4 – Is restless or irritable when attempting to cut down or stop Internet use.

5 – Uses the Internet as a way of escaping from problems or of relieving a dysphoric mood (e.g., feelings of helplessness, guilt, anxiety, depression).

6 – After spending more time than planned in an online activity, often returns thinking they will stay online less time the next time.

7 – Lies to family members, therapist, or others to conceal the extent of involvement with the Internet.

8 – Has jeopardized or lost a significant relationship, job, or educational or career opportunity because of the Internet.

9 – Relies on others to cover time missed to relieve a desperate situation caused by spending time on the Internet.

If someone’s Internet use is defined by many of the criteria above, it does not matter if they call it an addiction or not.
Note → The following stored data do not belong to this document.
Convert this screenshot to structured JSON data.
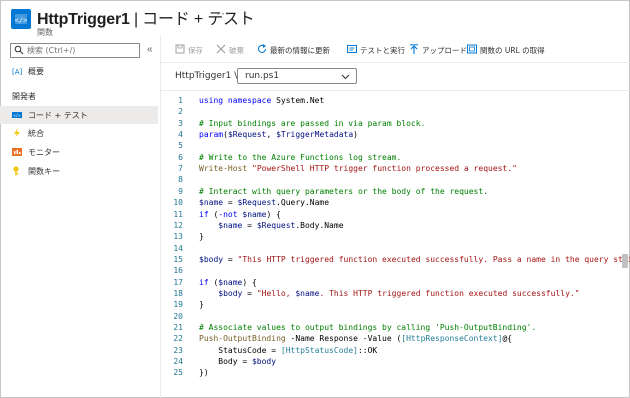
{
  "header": {
    "title_name": "HttpTrigger1",
    "title_sep": " | ",
    "title_page": "コード + テスト",
    "more": "···",
    "subtitle": "関数"
  },
  "sidebar": {
    "search_placeholder": "検索 (Ctrl+/)",
    "collapse": "«",
    "overview": "概要",
    "section": "開発者",
    "items": [
      {
        "label": "コード + テスト",
        "icon": "code-icon"
      },
      {
        "label": "統合",
        "icon": "lightning-icon"
      },
      {
        "label": "モニター",
        "icon": "monitor-icon"
      },
      {
        "label": "関数キー",
        "icon": "key-icon"
      }
    ]
  },
  "toolbar": {
    "save": "保存",
    "discard": "破棄",
    "refresh": "最新の情報に更新",
    "test": "テストと実行",
    "upload": "アップロード",
    "get_url": "関数の URL の取得"
  },
  "file": {
    "breadcrumb": "HttpTrigger1",
    "separator": "\\",
    "selected": "run.ps1"
  },
  "colors": {
    "accent": "#0078d4",
    "line_number": "#237893",
    "keyword": "#0000ff",
    "comment": "#008000",
    "string": "#a31515"
  },
  "code": [
    {
      "n": "1",
      "t": [
        [
          "kw",
          "using"
        ],
        [
          "op",
          " "
        ],
        [
          "kw",
          "namespace"
        ],
        [
          "op",
          " System.Net"
        ]
      ]
    },
    {
      "n": "2",
      "t": []
    },
    {
      "n": "3",
      "t": [
        [
          "cm",
          "# Input bindings are passed in via param block."
        ]
      ]
    },
    {
      "n": "4",
      "t": [
        [
          "kw",
          "param"
        ],
        [
          "op",
          "("
        ],
        [
          "var",
          "$Request"
        ],
        [
          "op",
          ", "
        ],
        [
          "var",
          "$TriggerMetadata"
        ],
        [
          "op",
          ")"
        ]
      ]
    },
    {
      "n": "5",
      "t": []
    },
    {
      "n": "6",
      "t": [
        [
          "cm",
          "# Write to the Azure Functions log stream."
        ]
      ]
    },
    {
      "n": "7",
      "t": [
        [
          "fn",
          "Write-Host"
        ],
        [
          "op",
          " "
        ],
        [
          "str",
          "\"PowerShell HTTP trigger function processed a request.\""
        ]
      ]
    },
    {
      "n": "8",
      "t": []
    },
    {
      "n": "9",
      "t": [
        [
          "cm",
          "# Interact with query parameters or the body of the request."
        ]
      ]
    },
    {
      "n": "10",
      "t": [
        [
          "var",
          "$name"
        ],
        [
          "op",
          " = "
        ],
        [
          "var",
          "$Request"
        ],
        [
          "op",
          ".Query.Name"
        ]
      ]
    },
    {
      "n": "11",
      "t": [
        [
          "kw",
          "if"
        ],
        [
          "op",
          " ("
        ],
        [
          "kw",
          "-not"
        ],
        [
          "op",
          " "
        ],
        [
          "var",
          "$name"
        ],
        [
          "op",
          ") {"
        ]
      ]
    },
    {
      "n": "12",
      "t": [
        [
          "op",
          "    "
        ],
        [
          "var",
          "$name"
        ],
        [
          "op",
          " = "
        ],
        [
          "var",
          "$Request"
        ],
        [
          "op",
          ".Body.Name"
        ]
      ]
    },
    {
      "n": "13",
      "t": [
        [
          "op",
          "}"
        ]
      ]
    },
    {
      "n": "14",
      "t": []
    },
    {
      "n": "15",
      "t": [
        [
          "var",
          "$body"
        ],
        [
          "op",
          " = "
        ],
        [
          "str",
          "\"This HTTP triggered function executed successfully. Pass a name in the query string"
        ]
      ]
    },
    {
      "n": "16",
      "t": []
    },
    {
      "n": "17",
      "t": [
        [
          "kw",
          "if"
        ],
        [
          "op",
          " ("
        ],
        [
          "var",
          "$name"
        ],
        [
          "op",
          ") {"
        ]
      ]
    },
    {
      "n": "18",
      "t": [
        [
          "op",
          "    "
        ],
        [
          "var",
          "$body"
        ],
        [
          "op",
          " = "
        ],
        [
          "str",
          "\"Hello, "
        ],
        [
          "var",
          "$name"
        ],
        [
          "str",
          ". This HTTP triggered function executed successfully.\""
        ]
      ]
    },
    {
      "n": "19",
      "t": [
        [
          "op",
          "}"
        ]
      ]
    },
    {
      "n": "20",
      "t": []
    },
    {
      "n": "21",
      "t": [
        [
          "cm",
          "# Associate values to output bindings by calling 'Push-OutputBinding'."
        ]
      ]
    },
    {
      "n": "22",
      "t": [
        [
          "fn",
          "Push-OutputBinding"
        ],
        [
          "op",
          " -Name Response -Value ("
        ],
        [
          "type",
          "[HttpResponseContext]"
        ],
        [
          "op",
          "@{"
        ]
      ]
    },
    {
      "n": "23",
      "t": [
        [
          "op",
          "    StatusCode = "
        ],
        [
          "type",
          "[HttpStatusCode]"
        ],
        [
          "op",
          "::OK"
        ]
      ]
    },
    {
      "n": "24",
      "t": [
        [
          "op",
          "    Body = "
        ],
        [
          "var",
          "$body"
        ]
      ]
    },
    {
      "n": "25",
      "t": [
        [
          "op",
          "})"
        ]
      ]
    }
  ]
}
The person risks great consequences if he or she chooses to do nothing about it. 

What is this checklist revealing to you? Do you need to make a change? Are you tired of wasting so much time on the Internet?

If your answer is yes, then your first step would be to confess to God that it's gotten out of control, turn away from the Internet, and turn toward God. Say something like this: "Oh, Father in Heaven, I have gotten off-track. I have made this [name your activity] a little god in my life and it's causing big problems. Please forgive me. Please change me. Please help me to spend time seeking you and your ways instead of what I have been seeking. Thank you."

The next step would be to contact your pastor, a recovery group, a counselor, or a trusted friend and no longer deny that you have a problem. The same steps used to break free from addiction can be used successfully to change behavior disorders and other behavior patterns that have gotten out of control. Do something to change before you end up losing more than just time.